BNF Le siècle des Lumières un héritage pour demain 11
Tzvetan Todorov
En Europe et dans les parties du monde qui en dépendent, l'esprit des
Lumières a, incontestablement, remporté une victoire sur l'adversaire qu'il combattait. La connaissance de l'univers progresse librement, sans se soucier d'interdits idéologiques. Les individus ne craignent plus autant l'autorité de la tradition et tentent de gérer eux-mêmes leur espace privé, jouissant en même temps d'une grande liberté d'expression. La démocratie, État où la souveraineté populaire s'exerce dans le respect des droits de l'individu, est devenue un modèle chéri ou désiré partout. Les droits universels de l'homme sont à leur tour considérés comme un idéal commun ; l'égalité devant la loi est la règle dans toute démocratie authentique. Se soucier de son bonheur personnel ou du bien-être commun est un choix de vie qui ne choque personne. Ce n'est pas, évidemment, que les objectifs ainsi visés aient partout été atteints ; mais, aujourd'hui encore, on peut critiquer l'ordre existant au nom de l'esprit des
Lumières.
Des promesses non tenues
Cependant, les bienfaits escomptés ne sont pas tous là, les promesses formulées jadis n'ont pas été tenues, au point que, au XXe siècle, on ne s'est plus réclamé volontiers des Lumières et les idées portées par des mots comme "humanisme", "émancipation", "progrès", "raison", "libre volonté", sont tombées en discrédit.

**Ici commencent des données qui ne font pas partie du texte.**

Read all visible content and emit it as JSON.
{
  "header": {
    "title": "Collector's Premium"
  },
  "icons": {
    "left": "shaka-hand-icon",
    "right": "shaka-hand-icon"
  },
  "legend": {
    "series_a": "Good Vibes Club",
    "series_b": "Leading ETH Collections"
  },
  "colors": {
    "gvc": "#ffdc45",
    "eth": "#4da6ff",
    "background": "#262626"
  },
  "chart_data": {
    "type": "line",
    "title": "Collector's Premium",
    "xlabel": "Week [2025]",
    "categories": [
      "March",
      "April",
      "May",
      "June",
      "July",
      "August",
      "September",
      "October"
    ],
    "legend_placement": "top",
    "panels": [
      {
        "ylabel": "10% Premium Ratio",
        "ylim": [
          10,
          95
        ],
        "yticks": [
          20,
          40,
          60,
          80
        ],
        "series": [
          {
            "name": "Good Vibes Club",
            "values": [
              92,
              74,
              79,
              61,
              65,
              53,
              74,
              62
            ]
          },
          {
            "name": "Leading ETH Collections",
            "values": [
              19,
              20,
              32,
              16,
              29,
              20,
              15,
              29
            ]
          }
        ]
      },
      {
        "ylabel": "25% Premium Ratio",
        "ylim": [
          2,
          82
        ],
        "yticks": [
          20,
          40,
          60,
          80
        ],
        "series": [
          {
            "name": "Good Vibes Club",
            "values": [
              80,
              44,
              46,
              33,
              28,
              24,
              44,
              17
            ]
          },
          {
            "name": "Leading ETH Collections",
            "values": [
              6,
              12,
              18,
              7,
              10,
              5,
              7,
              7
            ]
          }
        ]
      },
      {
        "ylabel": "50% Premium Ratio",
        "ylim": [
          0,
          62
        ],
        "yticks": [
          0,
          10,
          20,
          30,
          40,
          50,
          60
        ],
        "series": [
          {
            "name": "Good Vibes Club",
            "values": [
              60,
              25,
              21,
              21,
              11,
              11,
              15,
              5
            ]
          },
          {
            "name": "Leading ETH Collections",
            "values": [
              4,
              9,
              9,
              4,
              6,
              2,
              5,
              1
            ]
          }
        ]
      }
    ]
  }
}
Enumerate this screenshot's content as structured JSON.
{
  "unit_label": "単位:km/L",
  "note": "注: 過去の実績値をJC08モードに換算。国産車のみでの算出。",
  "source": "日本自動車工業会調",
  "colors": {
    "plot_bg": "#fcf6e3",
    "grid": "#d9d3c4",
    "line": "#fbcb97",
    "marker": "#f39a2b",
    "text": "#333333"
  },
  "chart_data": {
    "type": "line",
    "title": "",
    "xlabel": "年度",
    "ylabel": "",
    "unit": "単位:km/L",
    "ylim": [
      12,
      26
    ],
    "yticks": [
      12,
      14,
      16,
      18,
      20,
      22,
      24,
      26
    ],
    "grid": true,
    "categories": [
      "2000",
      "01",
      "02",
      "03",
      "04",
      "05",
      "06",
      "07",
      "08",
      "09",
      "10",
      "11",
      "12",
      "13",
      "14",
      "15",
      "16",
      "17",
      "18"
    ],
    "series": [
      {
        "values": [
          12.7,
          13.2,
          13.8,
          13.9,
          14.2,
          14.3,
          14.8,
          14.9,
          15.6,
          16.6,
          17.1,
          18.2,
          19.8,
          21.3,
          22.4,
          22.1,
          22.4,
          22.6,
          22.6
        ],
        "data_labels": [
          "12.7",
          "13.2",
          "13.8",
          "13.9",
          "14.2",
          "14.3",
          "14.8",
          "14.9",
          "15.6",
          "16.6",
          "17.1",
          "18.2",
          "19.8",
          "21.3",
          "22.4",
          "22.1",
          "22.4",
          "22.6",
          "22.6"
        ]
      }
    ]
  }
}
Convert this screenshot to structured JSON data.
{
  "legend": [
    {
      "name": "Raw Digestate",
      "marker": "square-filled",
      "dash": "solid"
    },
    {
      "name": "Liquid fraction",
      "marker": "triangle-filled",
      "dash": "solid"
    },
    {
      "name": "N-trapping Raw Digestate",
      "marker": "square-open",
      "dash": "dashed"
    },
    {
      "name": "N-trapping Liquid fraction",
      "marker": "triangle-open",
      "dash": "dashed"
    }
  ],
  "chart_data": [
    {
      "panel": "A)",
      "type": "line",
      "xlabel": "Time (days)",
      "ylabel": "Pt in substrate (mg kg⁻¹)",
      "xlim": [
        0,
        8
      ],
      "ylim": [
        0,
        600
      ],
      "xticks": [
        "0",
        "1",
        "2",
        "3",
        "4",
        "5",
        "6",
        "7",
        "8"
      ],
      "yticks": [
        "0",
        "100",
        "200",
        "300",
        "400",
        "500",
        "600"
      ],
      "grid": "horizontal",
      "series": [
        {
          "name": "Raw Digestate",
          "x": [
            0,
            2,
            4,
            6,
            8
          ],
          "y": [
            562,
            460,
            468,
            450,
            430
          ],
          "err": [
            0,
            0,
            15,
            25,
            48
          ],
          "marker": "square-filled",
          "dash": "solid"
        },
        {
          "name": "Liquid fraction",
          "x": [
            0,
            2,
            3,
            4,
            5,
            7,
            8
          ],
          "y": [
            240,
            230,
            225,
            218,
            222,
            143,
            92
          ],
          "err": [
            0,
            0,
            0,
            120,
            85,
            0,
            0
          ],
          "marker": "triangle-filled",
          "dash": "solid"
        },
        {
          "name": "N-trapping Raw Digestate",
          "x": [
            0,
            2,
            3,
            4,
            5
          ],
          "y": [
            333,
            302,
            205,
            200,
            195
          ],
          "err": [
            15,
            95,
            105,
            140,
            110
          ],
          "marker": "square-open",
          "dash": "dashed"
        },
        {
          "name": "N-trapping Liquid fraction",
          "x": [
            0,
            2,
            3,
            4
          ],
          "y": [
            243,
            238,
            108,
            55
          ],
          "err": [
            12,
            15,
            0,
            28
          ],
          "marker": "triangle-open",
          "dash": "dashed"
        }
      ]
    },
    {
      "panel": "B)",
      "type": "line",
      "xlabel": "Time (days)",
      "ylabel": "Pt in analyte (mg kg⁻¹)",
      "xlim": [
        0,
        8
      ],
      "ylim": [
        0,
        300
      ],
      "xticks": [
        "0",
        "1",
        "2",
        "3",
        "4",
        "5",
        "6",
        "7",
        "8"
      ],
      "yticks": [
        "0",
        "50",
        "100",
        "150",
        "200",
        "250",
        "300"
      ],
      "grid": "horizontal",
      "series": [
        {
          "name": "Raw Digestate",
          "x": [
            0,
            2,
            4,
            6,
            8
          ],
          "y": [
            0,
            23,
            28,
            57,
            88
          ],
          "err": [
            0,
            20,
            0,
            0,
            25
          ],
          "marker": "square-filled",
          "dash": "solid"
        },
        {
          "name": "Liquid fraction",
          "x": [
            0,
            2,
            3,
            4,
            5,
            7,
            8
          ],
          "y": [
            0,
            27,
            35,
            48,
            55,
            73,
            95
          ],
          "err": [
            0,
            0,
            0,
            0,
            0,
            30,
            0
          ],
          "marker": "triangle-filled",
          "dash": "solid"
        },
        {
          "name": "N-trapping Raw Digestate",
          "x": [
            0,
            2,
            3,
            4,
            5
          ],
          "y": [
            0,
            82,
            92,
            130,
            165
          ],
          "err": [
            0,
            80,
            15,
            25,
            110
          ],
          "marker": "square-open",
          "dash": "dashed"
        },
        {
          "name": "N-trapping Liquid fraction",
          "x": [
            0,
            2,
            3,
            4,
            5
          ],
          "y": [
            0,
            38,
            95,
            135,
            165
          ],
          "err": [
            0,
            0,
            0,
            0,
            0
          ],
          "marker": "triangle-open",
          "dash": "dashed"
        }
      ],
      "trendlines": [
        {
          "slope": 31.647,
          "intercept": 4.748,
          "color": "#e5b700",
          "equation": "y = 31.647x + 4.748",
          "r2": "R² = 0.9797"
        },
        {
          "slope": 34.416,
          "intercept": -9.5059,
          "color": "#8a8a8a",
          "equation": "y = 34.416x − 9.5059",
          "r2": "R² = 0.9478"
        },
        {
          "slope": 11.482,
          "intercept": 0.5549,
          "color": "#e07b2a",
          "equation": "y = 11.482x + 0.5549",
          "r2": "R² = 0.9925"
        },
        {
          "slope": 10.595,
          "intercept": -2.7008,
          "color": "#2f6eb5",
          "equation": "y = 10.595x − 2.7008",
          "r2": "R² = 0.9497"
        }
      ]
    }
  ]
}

Cette disparité entre le programme et ses effets actuels amène à une double conclusion : d'une part un optimisme excessif dans le progrès ; d'autre part un détournement et une radicalisation des principes mêmes des Lumières.
Dans le sillage des Lumières elles-mêmes sont nés de nouveaux dangers qui viennent menacer le monde contemporain. Autonomie, humanisme, universalité : pour que ces principes recouvrent tout leur sens, il s'agit aujourd'hui de réinventer les Lumières, les soumettre à un examen critique, et les confronter lucidement à leurs conséquences.